According to Forbes, the Trump Administration’s February 2025 announcement of a 180-day “pause” in Foreign Corrupt Practices Act enforcement ended prematurely in June 2025 when the DOJ published updated FCPA guidelines. The new guidance, stemming from President Trump’s February 10 Executive Order, promised a more targeted approach focusing on cartels, national security threats, and protecting U.S. competitiveness. Since the pause lifted, we’ve seen several enforcement actions including Liberty Mutual Insurance disgorging $4.7 million in August, two Mexican nationals charged in a PEMEX bribery scheme, a voting machine company indicted for $1 million in Philippine bribes on October 16, and a guilty plea in Texas on October 23. DOJ officials like Acting Assistant Attorney General Matthew Galeotti have vowed to follow the new guidelines, but the cases so far raise questions about whether enforcement has actually changed.

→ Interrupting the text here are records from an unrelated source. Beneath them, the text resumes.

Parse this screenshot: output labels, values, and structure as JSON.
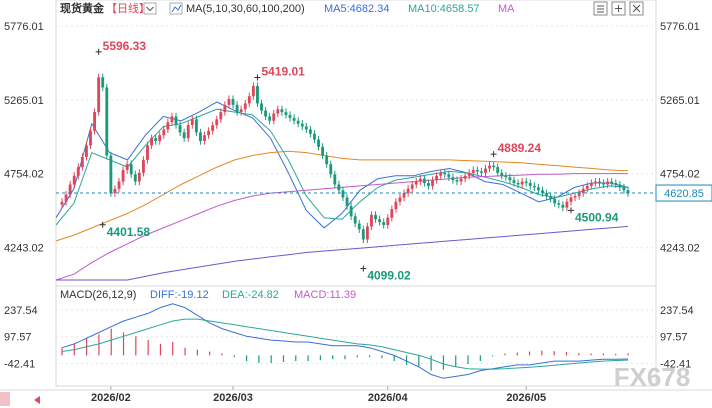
{
  "header": {
    "title": "现货黄金",
    "period": "【日线】",
    "ma_label": "MA(5,10,30,60,100,200)",
    "ma5_label": "MA5:4682.34",
    "ma10_label": "MA10:4658.57",
    "ma_extra_label": "MA"
  },
  "macd_header": {
    "label": "MACD(26,12,9)",
    "diff_label": "DIFF:-19.12",
    "dea_label": "DEA:-24.82",
    "macd_label": "MACD:11.39"
  },
  "colors": {
    "up": "#e0465a",
    "down": "#1a9a7a",
    "ma5": "#3a6fd8",
    "ma10": "#2aa89a",
    "ma30": "#e8871e",
    "ma60": "#c05cc8",
    "ma200": "#6a5acd",
    "current_price": "#1a8ab8"
  },
  "watermark": "FX678",
  "chart_data": {
    "type": "candlestick",
    "price_ticks": [
      "5776.01",
      "5265.01",
      "4754.02",
      "4243.02"
    ],
    "price_ticks_right": [
      "5776.01",
      "5265.01",
      "4754.02",
      "4243.02"
    ],
    "ylim": [
      4020,
      5830
    ],
    "current_price": "4620.85",
    "annotations": [
      {
        "text": "5596.33",
        "value": 5596.33,
        "index": 9,
        "type": "high"
      },
      {
        "text": "4401.58",
        "value": 4401.58,
        "index": 10,
        "type": "low"
      },
      {
        "text": "5419.01",
        "value": 5419.01,
        "index": 48,
        "type": "high"
      },
      {
        "text": "4099.02",
        "value": 4099.02,
        "index": 74,
        "type": "low"
      },
      {
        "text": "4889.24",
        "value": 4889.24,
        "index": 106,
        "type": "high"
      },
      {
        "text": "4500.94",
        "value": 4500.94,
        "index": 125,
        "type": "low"
      }
    ],
    "x_dates": [
      {
        "text": "2026/02",
        "index": 12
      },
      {
        "text": "2026/03",
        "index": 42
      },
      {
        "text": "2026/04",
        "index": 80
      },
      {
        "text": "2026/05",
        "index": 114
      }
    ],
    "closes": [
      4560,
      4610,
      4680,
      4740,
      4800,
      4870,
      4950,
      5050,
      5180,
      5420,
      5350,
      4880,
      4620,
      4650,
      4700,
      4780,
      4820,
      4750,
      4700,
      4760,
      4850,
      4950,
      5000,
      4980,
      5020,
      5060,
      5110,
      5150,
      5090,
      5040,
      5000,
      5090,
      5130,
      5040,
      4980,
      5020,
      5050,
      5090,
      5130,
      5180,
      5230,
      5270,
      5230,
      5180,
      5200,
      5240,
      5290,
      5360,
      5240,
      5190,
      5150,
      5120,
      5170,
      5200,
      5180,
      5160,
      5140,
      5120,
      5100,
      5080,
      5060,
      5030,
      4990,
      4940,
      4880,
      4820,
      4750,
      4680,
      4640,
      4590,
      4530,
      4460,
      4410,
      4370,
      4300,
      4390,
      4470,
      4440,
      4420,
      4400,
      4450,
      4510,
      4560,
      4590,
      4620,
      4650,
      4680,
      4700,
      4720,
      4690,
      4670,
      4710,
      4740,
      4760,
      4750,
      4730,
      4710,
      4700,
      4720,
      4740,
      4760,
      4780,
      4770,
      4760,
      4790,
      4810,
      4800,
      4760,
      4740,
      4730,
      4710,
      4690,
      4680,
      4700,
      4690,
      4670,
      4660,
      4640,
      4620,
      4600,
      4580,
      4550,
      4540,
      4520,
      4560,
      4590,
      4600,
      4620,
      4650,
      4670,
      4690,
      4700,
      4690,
      4680,
      4700,
      4690,
      4680,
      4660,
      4640,
      4620
    ],
    "ma_lines": {
      "ma5": {
        "start": 4450,
        "points": [
          4450,
          4650,
          5100,
          4900,
          4850,
          5020,
          5150,
          5120,
          5180,
          5250,
          5190,
          5140,
          5000,
          4760,
          4500,
          4380,
          4480,
          4640,
          4720,
          4740,
          4740,
          4770,
          4790,
          4760,
          4700,
          4680,
          4620,
          4560,
          4590,
          4660,
          4690,
          4690,
          4660
        ]
      },
      "ma10": {
        "start": 4400,
        "points": [
          4400,
          4550,
          4900,
          4850,
          4800,
          4950,
          5080,
          5100,
          5150,
          5200,
          5180,
          5160,
          5050,
          4850,
          4600,
          4450,
          4440,
          4560,
          4660,
          4710,
          4730,
          4750,
          4770,
          4760,
          4730,
          4700,
          4660,
          4610,
          4590,
          4620,
          4650,
          4670,
          4660
        ]
      },
      "ma30": {
        "start": 4290,
        "points": [
          4290,
          4330,
          4380,
          4430,
          4480,
          4540,
          4610,
          4680,
          4740,
          4800,
          4850,
          4880,
          4900,
          4910,
          4900,
          4880,
          4860,
          4850,
          4850,
          4850,
          4850,
          4850,
          4850,
          4845,
          4840,
          4835,
          4830,
          4820,
          4810,
          4800,
          4790,
          4780,
          4775
        ]
      },
      "ma60": {
        "start": 4000,
        "points": [
          3990,
          4060,
          4140,
          4210,
          4270,
          4330,
          4380,
          4430,
          4480,
          4530,
          4570,
          4600,
          4620,
          4630,
          4640,
          4650,
          4660,
          4670,
          4680,
          4690,
          4700,
          4710,
          4720,
          4730,
          4735,
          4740,
          4745,
          4750,
          4750,
          4755,
          4755,
          4755,
          4755
        ]
      },
      "ma200": {
        "start": 3900,
        "points": [
          3900,
          3930,
          3960,
          3990,
          4020,
          4045,
          4070,
          4090,
          4110,
          4130,
          4150,
          4165,
          4180,
          4195,
          4210,
          4220,
          4230,
          4240,
          4250,
          4260,
          4270,
          4280,
          4290,
          4300,
          4310,
          4320,
          4330,
          4340,
          4350,
          4360,
          4370,
          4380,
          4390
        ]
      }
    },
    "macd": {
      "ticks": [
        "237.54",
        "97.57",
        "-42.41"
      ],
      "ylim": [
        -150,
        290
      ],
      "diff": [
        40,
        60,
        90,
        120,
        150,
        180,
        200,
        220,
        250,
        270,
        250,
        210,
        170,
        140,
        120,
        100,
        90,
        80,
        75,
        70,
        70,
        60,
        50,
        50,
        50,
        40,
        20,
        0,
        -30,
        -60,
        -100,
        -120,
        -110,
        -100,
        -80,
        -70,
        -60,
        -50,
        -50,
        -40,
        -30,
        -30,
        -30,
        -25,
        -20,
        -20,
        -19
      ],
      "dea": [
        20,
        30,
        45,
        60,
        80,
        100,
        120,
        140,
        160,
        180,
        190,
        190,
        180,
        170,
        160,
        150,
        140,
        130,
        120,
        110,
        100,
        90,
        80,
        70,
        60,
        55,
        45,
        30,
        15,
        0,
        -20,
        -45,
        -60,
        -70,
        -72,
        -72,
        -70,
        -66,
        -62,
        -58,
        -52,
        -46,
        -40,
        -35,
        -30,
        -27,
        -25
      ],
      "hist": [
        40,
        60,
        90,
        110,
        140,
        120,
        100,
        80,
        60,
        70,
        40,
        30,
        20,
        10,
        -10,
        -30,
        -40,
        -40,
        -35,
        -30,
        -30,
        -25,
        -20,
        -20,
        -10,
        -10,
        -15,
        -30,
        -50,
        -60,
        -80,
        -75,
        -60,
        -45,
        -30,
        -5,
        10,
        15,
        20,
        25,
        22,
        18,
        12,
        10,
        10,
        8,
        11
      ]
    }
  }
}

Policy promises vs enforcement reality
Here’s the thing about government guidance – it often looks great on paper but means very little in practice. The June 9 FCPA Guidelines outline four “Executive Order Factors” that sound ambitious: prioritize cases involving cartels or transnational criminal organizations, protect U.S. competitiveness, focus on national security threats to key infrastructure, and target substantial bribe payments that foreign authorities would actually prosecute. But when you look at the actual cases? We’re talking about a Liberty Mutual subsidiary paying bribes in India for customer referrals – basically the exact type of case the new guidelines were supposed to move away from. And the PEMEX case involving $150,000 in bribes? That’s hardly the “substantial bribe payments” the guidelines emphasize. It seems like we’re watching the same movie with a slightly different title sequence.
The more things change
Look, I’ve been covering this stuff for years, and what strikes me is how much of the “new” guidance simply repackages existing practices. The focus on individual accountability? DOJ’s been doing that since at least 2018. Targeting foreign companies? That’s nothing new either – check the 2024 FCPA Year in Review and you’ll see the pattern. Even the national security angle echoes President Biden’s earlier memorandum targeting corrupt individuals and transnational criminal organizations. The one procedural change that might matter is requiring the Assistant Attorney General or higher to authorize new investigations – that could actually slow things down. But so far? The enforcement actions we’re seeing probably started before the guidelines took effect. They’re clearing the pipeline, not implementing a new strategy.
Reading between the lines
The most telling detail might be what happened with the PEMEX case press release. The initial version mentioned cartel ties – perfect alignment with the new guidelines! – but then they removed that reference. The final indictment doesn’t tie the bribery to cartel activity at all. So either they couldn’t prove the connection, or someone realized this was just another “garden-variety” foreign bribery case that doesn’t fit the new priorities. Meanwhile, Liberty Mutual got a declination letter under the revised Corporate Enforcement Policy, but still had to disgorge $4.7 million. Is that really letting companies off the hook? And does requiring senior approval for new cases mean we’ll see fewer investigations, or just more paperwork?
What’s really changing?
I think we’re watching the classic Washington dance where new administrations announce big changes but the bureaucracy keeps doing what it’s always done. The career prosecutors at DOJ aren’t suddenly going to ignore clear FCPA violations just because they don’t fit neatly into the new guidelines. And let’s be real – when you’re dealing with complex international bribery cases that take years to build, you can’t just pivot overnight. The voting machine company indictment from October 16? That investigation likely started well before the pause. The real test will come in 2026 when we see cases that originated under the new regime. Until then, the FCPA remains very much alive despite all the talk about refocusing enforcement. Business as usual, just with different talking points.